I bonus sociali rappresentano un’importante misura di sostegno per le famiglie in condizione di disagio economico e per i cittadini con gravi problemi di salute. Si tratta di sconti applicati direttamente sulle bollette di energia elettrica, gas e acqua, pensati per ridurre il peso di queste spese essenziali sul bilancio familiare e contrastare la povertà energetica.
Cosa sono i Bonus Sociali e a chi spettano
I bonus sociali sono stati introdotti per garantire un risparmio sulle forniture di base. L’accesso a questi benefici è legato a specifiche condizioni economiche o fisiche, identificate principalmente attraverso l’indicatore ISEE o la necessità di utilizzare apparecchiature elettromedicali.
Esistono due principali categorie di beneficiari:
- Bonus per disagio economico: Destinato ai nuclei familiari con un Indicatore della Situazione Economica Equivalente (ISEE) che rientra in determinate soglie stabilite dalla normativa.
- Bonus per disagio fisico: Riservato a persone che, a causa di gravi condizioni di salute, necessitano di apparecchiature elettromedicali indispensabili per la loro sopravvivenza. Questo bonus non è legato all’ISEE.
Per accedere al bonus per disagio economico, il nucleo familiare deve soddisfare uno dei seguenti requisiti:
- Avere un ISEE non superiore a 9.530 euro.
- Avere un ISEE non superiore a 20.000 euro, se si hanno almeno quattro figli a carico (famiglia numerosa).
- Essere titolare di Assegno di Inclusione o altre misure di sostegno simili.
Il bonus per disagio fisico, invece, viene concesso a tutti i clienti domestici presso i quali vive una persona che dipende da apparecchiature elettromedicali salvavita, indipendentemente dal reddito.
Come funzionano e come si ottengono
Le modalità di accesso ai bonus sono state semplificate nel tempo per renderle più automatiche e dirette per i cittadini. Tuttavia, le procedure differiscono a seconda della tipologia di bonus.
Procedura per il bonus per disagio economico
Dal 2021, i bonus sociali per disagio economico legati alle forniture di elettricità, gas e acqua sono diventati automatici. Questo significa che i cittadini non devono più presentare una domanda specifica. È sufficiente compilare ogni anno la Dichiarazione Sostitutiva Unica (DSU) per ottenere l’attestazione ISEE. Se il nucleo familiare rientra nelle soglie previste, l’INPS invia i dati al Sistema Informativo Integrato (SII), che incrocia le informazioni con i dati delle forniture e attiva automaticamente l’erogazione del bonus. Lo sconto viene poi applicato direttamente in bolletta, suddiviso nelle diverse fatture corrispondenti al periodo di agevolazione.
Procedura per il bonus per disagio fisico
A differenza di quello economico, il bonus per disagio fisico non è automatico. La persona interessata deve presentare una domanda specifica al proprio Comune di residenza o a un ente designato, come un CAF. La richiesta deve essere corredata da un certificato medico rilasciato dall’Azienda Sanitaria Locale (ASL) che attesti la necessità di utilizzare le apparecchiature elettromedicali, specificandone il tipo e le ore di utilizzo giornaliero. Una volta approvata, l’agevolazione viene applicata sulla bolletta elettrica.
Diritti e tutele per i consumatori
Nonostante l’automatismo, possono verificarsi ritardi o problemi nell’erogazione dei bonus. È importante che i consumatori conoscano i propri diritti e sappiano come agire.
Ecco alcuni consigli pratici:
- Verificare l’ISEE: Il primo passo è assicurarsi di aver presentato la DSU e di avere un’attestazione ISEE valida e aggiornata. Senza un ISEE in corso di validità, il sistema non può riconoscere il diritto al bonus economico.

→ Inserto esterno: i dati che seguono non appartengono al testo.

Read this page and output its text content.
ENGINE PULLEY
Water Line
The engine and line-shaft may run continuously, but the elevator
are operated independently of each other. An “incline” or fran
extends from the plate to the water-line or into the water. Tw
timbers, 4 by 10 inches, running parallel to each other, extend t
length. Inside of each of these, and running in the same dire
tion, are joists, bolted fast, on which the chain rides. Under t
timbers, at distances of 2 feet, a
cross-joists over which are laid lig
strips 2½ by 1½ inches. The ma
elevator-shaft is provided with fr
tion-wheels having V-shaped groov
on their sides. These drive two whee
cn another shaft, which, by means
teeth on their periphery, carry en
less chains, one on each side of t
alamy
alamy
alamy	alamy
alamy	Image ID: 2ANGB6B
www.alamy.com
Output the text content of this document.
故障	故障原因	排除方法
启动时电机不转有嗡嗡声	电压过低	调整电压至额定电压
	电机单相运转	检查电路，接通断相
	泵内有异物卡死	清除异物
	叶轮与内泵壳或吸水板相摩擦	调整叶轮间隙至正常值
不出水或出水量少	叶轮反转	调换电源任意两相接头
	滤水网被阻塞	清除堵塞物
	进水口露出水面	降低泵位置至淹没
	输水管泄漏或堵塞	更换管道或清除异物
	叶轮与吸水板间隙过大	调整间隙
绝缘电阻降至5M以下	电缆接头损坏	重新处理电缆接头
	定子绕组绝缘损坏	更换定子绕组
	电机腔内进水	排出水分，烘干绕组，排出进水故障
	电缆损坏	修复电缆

- Controllare lo stato della pratica: È possibile verificare lo stato di attivazione dei bonus attraverso i portali online dedicati, come il Portale Unico ISEE sul sito dell’INPS o consultando il proprio fornitore di energia.
- Contattare il fornitore: Se si ritiene di aver diritto al bonus ma non si vede lo sconto in bolletta, il primo contatto da stabilire è con il proprio fornitore di luce, gas o acqua per chiedere chiarimenti.
- Retroattività del bonus: In caso di ritardo nell’attivazione, il bonus viene generalmente riconosciuto retroattivamente. Gli importi non erogati nei mesi precedenti dovrebbero essere accreditati in un’unica soluzione nelle bollette successive.
È fondamentale ricordare che il rinnovo della DSU è un’operazione da compiere ogni anno, poiché l’ISEE ha una validità limitata. Una DSU scaduta o non presentata comporta la sospensione del beneficio.